貴社の場合ならどのような選ばれる理由を描けるか、ぜひ参考にしてください。



具体的な分析の方法は?

例えばAB3C分析の前半のステップである「お客様の求める価値」を調べるにもDXの時代ならではの方法があります。
実際に行っているものを少しご紹介します。

(1)キーワード調査


キーワード調査

ユーザーの検索キーワードは重要な指標になります。
私たちは様々な視点から、検索キーワードを分析しますが、重視しているのは第二、第三キーワードです。
ユーザーは何らかの検索をする際に、単語一語ではなく複数の単語を組み合わせて調べますが、この第二、第三キーワードにお客様のニーズが隠れています。
これらのニーズを分析することにより、お客様が本質的に求めている価値を知ることができます。

(2)リアルユーザー調査

私たちが最も重要視しているのが実際のユーザーに聞く、ユーザー調査です。
ネット上の調査はとても便利ですが、あくまでも二次情報になりますので、実際の生のお客様の声を聞くことは大切です。
そして最も大事なのは本質的な理由を聞き出すことになります。
この商品を買う本当の理由は何か、本質的に得たい価値は何なのかを知ることが重要になります。

(3)ネットユーザー調査

インターネットは情報の宝庫です。
企業の商品情報だけでなく、実際に使ったユーザーの声やニーズが公開されています。
これらを分析すると、ユーザーがどういった気持ちで商品を探し、比較し、悩み、最終的にどういった点で決定しているのかを知ることが出来ます。

(4)ウェブ解析

Googleアナリティクスの認定資格をもった弊社代表が、ホームページの解析を行います。
お客様がどういった経緯でホームページを訪れ、どのようなページを見て行動しているかを調査し、本質的なニーズを探ります。

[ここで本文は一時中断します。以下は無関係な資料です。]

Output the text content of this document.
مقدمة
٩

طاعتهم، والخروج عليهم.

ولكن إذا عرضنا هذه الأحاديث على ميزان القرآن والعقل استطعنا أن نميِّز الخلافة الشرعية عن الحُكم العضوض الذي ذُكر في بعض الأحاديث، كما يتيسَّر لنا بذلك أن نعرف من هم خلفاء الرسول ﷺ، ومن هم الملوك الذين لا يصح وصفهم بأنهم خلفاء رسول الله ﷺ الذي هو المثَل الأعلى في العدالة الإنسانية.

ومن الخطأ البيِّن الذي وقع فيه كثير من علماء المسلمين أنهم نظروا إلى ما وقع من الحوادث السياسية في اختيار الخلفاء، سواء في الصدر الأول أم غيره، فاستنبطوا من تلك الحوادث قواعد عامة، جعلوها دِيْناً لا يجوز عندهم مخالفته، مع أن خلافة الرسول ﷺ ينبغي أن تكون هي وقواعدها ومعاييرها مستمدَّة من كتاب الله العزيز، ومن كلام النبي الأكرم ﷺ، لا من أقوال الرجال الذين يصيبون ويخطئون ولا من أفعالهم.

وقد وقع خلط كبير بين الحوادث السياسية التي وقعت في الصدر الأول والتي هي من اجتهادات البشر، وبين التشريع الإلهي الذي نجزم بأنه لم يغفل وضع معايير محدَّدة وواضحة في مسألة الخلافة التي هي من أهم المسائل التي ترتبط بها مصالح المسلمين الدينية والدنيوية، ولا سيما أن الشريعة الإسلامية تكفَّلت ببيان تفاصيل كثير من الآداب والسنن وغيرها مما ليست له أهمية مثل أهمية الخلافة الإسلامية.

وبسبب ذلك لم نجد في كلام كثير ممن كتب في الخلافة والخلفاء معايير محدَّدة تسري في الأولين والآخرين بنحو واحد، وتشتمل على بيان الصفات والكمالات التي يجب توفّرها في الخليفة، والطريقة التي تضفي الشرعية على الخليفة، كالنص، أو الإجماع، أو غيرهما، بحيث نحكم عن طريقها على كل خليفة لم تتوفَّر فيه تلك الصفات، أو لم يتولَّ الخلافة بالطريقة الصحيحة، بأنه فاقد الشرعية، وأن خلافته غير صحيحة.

特にネットショップは売上に直結している行動データになります。

DX時代のマーケターの育成を


このようにAB3C分析をケーススタディ形式で行いますので、貴社のDX時代の選ばれる理由の特定や再定義を行いながら、DX思考を持った人材を育成していきます。
この人材は社内マーケターとしてDXの時代のマーケティング活動を牽引していく存在となり、文字通り「人財」という財産となります。
DXの時代は細かいイノベーションを繰り返していく時代になります。そのような時にもまた課題を乗り越えていけるようなDX思考の人財を育成し、より強い企業へと成長していきましょう。